The temporary policy changes on calls for violence to Russian soldiers apply to Armenia, Azerbaijan, Estonia, Georgia, Hungary, Latvia, Lithuania, Poland, Romania, Russia, Slovakia, and Ukraine, according to one email.
“We are issuing a violent spirit-of-the-policy allowance to allow T1 speech that would otherwise be removed under the Hate Speech policy when: (a) targeting Russian soldiers, EXCEPT prisoners of war, or (b) targeting Russians where it’s clear that the context is the Russian invasion of Ukraine (eg, content mentions the invasion, self-defense, etc.),” it said in the email.
“We are doing this because we have observed that in this specific context, ‘Russian soldiers’ is being used as a proxy for the Russian military.
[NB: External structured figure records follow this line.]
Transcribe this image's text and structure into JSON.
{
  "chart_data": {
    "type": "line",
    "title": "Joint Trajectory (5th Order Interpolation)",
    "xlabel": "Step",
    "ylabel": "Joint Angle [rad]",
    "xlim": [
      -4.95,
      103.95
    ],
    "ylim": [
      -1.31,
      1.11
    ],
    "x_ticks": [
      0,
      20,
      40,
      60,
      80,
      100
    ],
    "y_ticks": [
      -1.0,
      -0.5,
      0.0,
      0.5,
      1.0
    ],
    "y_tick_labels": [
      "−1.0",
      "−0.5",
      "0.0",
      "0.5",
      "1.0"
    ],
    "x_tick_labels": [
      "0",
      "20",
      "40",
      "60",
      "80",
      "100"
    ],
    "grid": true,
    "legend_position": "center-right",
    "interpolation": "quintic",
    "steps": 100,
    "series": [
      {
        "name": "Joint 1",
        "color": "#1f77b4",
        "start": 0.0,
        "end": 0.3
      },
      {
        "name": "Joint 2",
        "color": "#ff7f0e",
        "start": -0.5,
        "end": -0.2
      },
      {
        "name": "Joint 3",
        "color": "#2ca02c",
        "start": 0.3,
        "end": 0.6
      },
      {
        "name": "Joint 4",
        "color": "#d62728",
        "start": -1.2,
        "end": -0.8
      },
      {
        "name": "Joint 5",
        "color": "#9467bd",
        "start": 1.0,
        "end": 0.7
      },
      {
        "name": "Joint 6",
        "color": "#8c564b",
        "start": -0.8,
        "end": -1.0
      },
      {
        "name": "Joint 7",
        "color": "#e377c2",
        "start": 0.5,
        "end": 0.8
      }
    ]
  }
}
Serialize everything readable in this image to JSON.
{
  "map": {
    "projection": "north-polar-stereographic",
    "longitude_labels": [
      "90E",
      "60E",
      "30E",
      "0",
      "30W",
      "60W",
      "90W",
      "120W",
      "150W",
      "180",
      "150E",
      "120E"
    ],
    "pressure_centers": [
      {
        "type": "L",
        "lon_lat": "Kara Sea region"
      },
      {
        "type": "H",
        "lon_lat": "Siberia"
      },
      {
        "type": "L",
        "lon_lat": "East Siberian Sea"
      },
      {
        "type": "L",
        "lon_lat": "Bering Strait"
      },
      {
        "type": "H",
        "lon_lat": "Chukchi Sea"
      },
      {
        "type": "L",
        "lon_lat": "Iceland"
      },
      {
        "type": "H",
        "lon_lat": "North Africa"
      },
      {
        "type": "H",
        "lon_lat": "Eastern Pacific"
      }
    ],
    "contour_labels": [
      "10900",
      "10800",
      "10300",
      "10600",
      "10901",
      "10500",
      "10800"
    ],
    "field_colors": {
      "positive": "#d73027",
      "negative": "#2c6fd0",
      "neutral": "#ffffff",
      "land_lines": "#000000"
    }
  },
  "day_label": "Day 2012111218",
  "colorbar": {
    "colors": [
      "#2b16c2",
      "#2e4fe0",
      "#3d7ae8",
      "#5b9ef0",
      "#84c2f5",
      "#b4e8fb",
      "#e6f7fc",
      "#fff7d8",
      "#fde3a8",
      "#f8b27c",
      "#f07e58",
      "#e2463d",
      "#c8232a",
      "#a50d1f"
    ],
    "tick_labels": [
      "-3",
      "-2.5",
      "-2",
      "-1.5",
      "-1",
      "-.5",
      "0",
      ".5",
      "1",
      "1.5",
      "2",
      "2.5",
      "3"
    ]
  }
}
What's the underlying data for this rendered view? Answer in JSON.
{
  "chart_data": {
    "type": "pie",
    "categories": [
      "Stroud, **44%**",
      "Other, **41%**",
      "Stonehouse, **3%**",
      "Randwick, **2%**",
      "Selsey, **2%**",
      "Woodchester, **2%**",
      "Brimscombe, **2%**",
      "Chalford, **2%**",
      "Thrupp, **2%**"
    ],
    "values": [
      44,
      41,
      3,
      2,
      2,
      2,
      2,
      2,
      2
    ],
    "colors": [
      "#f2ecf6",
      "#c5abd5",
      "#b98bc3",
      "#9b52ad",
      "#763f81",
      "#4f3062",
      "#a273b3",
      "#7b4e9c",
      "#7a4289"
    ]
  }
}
The Hate Speech policy continues to prohibit attacks on Russians,” the email stated.
Last week, Russia said it was banning Facebook in the country in response to what it said were restrictions of access to Russian media on the platform. Moscow has cracked down on tech companies, including Twitter TWTR.N, which said it is restricted in the country, during its invasion of Ukraine, which it calls a “special operation.”
Many major social media platforms have announced new content restrictions around the conflict, including blocking Russian state media RT and Sputnik in Europe, and have demonstrated carve-outs in some of their policies during the war.
Emails also showed that Meta would allow praise of the right-wing Azov battalion, which is normally prohibited, in a change first reported by The Intercept.
Meta Joe Osborne previously said the company was “for the time being, making a narrow exception for praise of the Azov Regiment strictly in the context of defending Ukraine, or in their role as part of the Ukraine National Guard.”